See issue #12, when Carlo and I stopped the interpreter from interpreting the "String as a Cons" as a function application, I added in the ability to start a cons with any primitive such that the interpreter didn't attempt to evaluate it. The biggest gain from doing it this way was that it was easy to create a list that had computed elements:

(print ((+ 1 2) (+ 3 4) (+ 5 6))) % prints "(3 7 11)"

The reason for doing this was mostly convenience; instead of needing to cons each item onto a list you could just define it inline. However, if we change Strings to be arrays instead of Cons, this could be replaced with a function like list in scheme which is variadic and returns the cons of it's elements.

(print (list (+ 1 2) (+ 3 4) (+ 5 6)))) % prints "(3 7 11)"

The idea is to avoid needing large lists of cons statements like:

(print (cons (+ 1 2) (cons (+ 3 4) (cons (+ 5 6) Nil))))

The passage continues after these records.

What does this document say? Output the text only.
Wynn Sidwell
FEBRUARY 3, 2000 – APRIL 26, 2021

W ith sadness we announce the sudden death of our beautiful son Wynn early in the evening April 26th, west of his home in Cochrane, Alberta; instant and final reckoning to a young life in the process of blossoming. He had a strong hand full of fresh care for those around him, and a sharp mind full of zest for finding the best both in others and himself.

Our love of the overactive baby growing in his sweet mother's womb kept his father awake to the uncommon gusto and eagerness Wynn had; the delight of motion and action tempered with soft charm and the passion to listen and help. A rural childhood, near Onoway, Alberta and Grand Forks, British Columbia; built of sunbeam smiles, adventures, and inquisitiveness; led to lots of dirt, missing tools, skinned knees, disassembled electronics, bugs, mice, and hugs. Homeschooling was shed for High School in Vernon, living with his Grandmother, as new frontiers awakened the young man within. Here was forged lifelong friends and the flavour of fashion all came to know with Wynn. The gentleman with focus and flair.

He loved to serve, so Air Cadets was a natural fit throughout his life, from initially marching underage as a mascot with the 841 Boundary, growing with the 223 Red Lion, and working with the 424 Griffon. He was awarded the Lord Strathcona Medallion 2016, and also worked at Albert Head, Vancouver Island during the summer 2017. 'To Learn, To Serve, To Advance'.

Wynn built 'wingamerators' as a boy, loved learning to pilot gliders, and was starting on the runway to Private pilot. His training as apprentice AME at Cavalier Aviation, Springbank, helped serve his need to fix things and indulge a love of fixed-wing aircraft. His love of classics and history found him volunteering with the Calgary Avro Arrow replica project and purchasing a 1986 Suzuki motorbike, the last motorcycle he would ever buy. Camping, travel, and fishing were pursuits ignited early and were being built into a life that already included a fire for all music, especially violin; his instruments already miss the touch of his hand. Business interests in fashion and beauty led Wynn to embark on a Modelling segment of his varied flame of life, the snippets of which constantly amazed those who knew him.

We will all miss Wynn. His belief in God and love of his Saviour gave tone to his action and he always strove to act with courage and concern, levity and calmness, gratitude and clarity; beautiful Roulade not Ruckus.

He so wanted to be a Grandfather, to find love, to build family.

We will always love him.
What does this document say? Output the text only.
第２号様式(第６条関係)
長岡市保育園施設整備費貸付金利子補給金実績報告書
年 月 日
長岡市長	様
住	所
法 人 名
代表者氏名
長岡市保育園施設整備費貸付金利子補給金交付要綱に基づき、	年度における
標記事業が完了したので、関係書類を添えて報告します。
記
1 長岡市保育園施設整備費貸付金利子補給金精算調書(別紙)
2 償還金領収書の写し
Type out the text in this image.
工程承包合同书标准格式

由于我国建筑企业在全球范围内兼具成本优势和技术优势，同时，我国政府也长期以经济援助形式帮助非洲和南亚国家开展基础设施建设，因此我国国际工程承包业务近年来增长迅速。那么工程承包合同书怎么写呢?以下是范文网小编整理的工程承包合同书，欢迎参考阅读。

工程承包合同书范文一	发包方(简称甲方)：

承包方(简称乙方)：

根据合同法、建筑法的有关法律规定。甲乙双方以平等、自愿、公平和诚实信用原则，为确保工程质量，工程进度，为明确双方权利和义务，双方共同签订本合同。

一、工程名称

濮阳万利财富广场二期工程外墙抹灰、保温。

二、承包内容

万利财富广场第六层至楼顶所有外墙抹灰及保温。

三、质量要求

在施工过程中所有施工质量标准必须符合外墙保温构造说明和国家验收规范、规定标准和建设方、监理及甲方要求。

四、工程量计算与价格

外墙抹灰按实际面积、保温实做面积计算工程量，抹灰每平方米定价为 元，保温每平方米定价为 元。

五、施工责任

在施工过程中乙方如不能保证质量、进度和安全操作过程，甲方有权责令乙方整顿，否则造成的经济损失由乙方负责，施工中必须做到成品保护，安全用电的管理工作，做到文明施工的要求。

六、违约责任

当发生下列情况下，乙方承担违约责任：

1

I'm not sure how I feel about 'quasi-quoting' with quoting and unquoting. Just switching back to requiring that the first element in all structural cons be a function, switching Strings from Cons to Arrays, and adding a list function would solve this issue.

@mwatts15
Owner
@tvarney
Collaborator

I agree that we should revert the behavior; I was just noting that this 'bug' is solved by swapping strings to arrays instead of cons, and the connivence factor could be taken care of by adding a list function.

The 'problem' I have with quasiquoting is that it increases the work the interpreter does when it reaches a cons; instead of the interpreter just returning the quoted value, it would have to traverse the entire tree to search for unquotes. This would mean changing the Interpreter from a simple Visitor-pattern to a combined Visitor-pattern/state-machine, as each visit method would need to change it's behavior based on if it was quoted or not. There would also have to be a new unquote node, since there would be no 'good' way to do it with functions (it could be done, just not 'well' in my mind). A new node would not be too hard, but would mean another visit method on interpreters that swap the state machines state.

We could add it, and it would be another 'cool' feature to show off to Canata, but I don't want to jump on that to solve what is easier solved with smaller changes, namely reverting to the old behavior and adding a convenience function.

@mwatts15
Owner

The 'problem' I have with quasiquoting is that it increases the work the interpreter does when it reaches a cons; instead of the interpreter just returning the quoted value, it would have to traverse the entire tree to search for unquotes. This would mean changing the Interpreter from a simple Visitor-pattern to a combined Visitor-pattern/state-machine, as each visit method would need to change it's behavior based on if it was quoted or not.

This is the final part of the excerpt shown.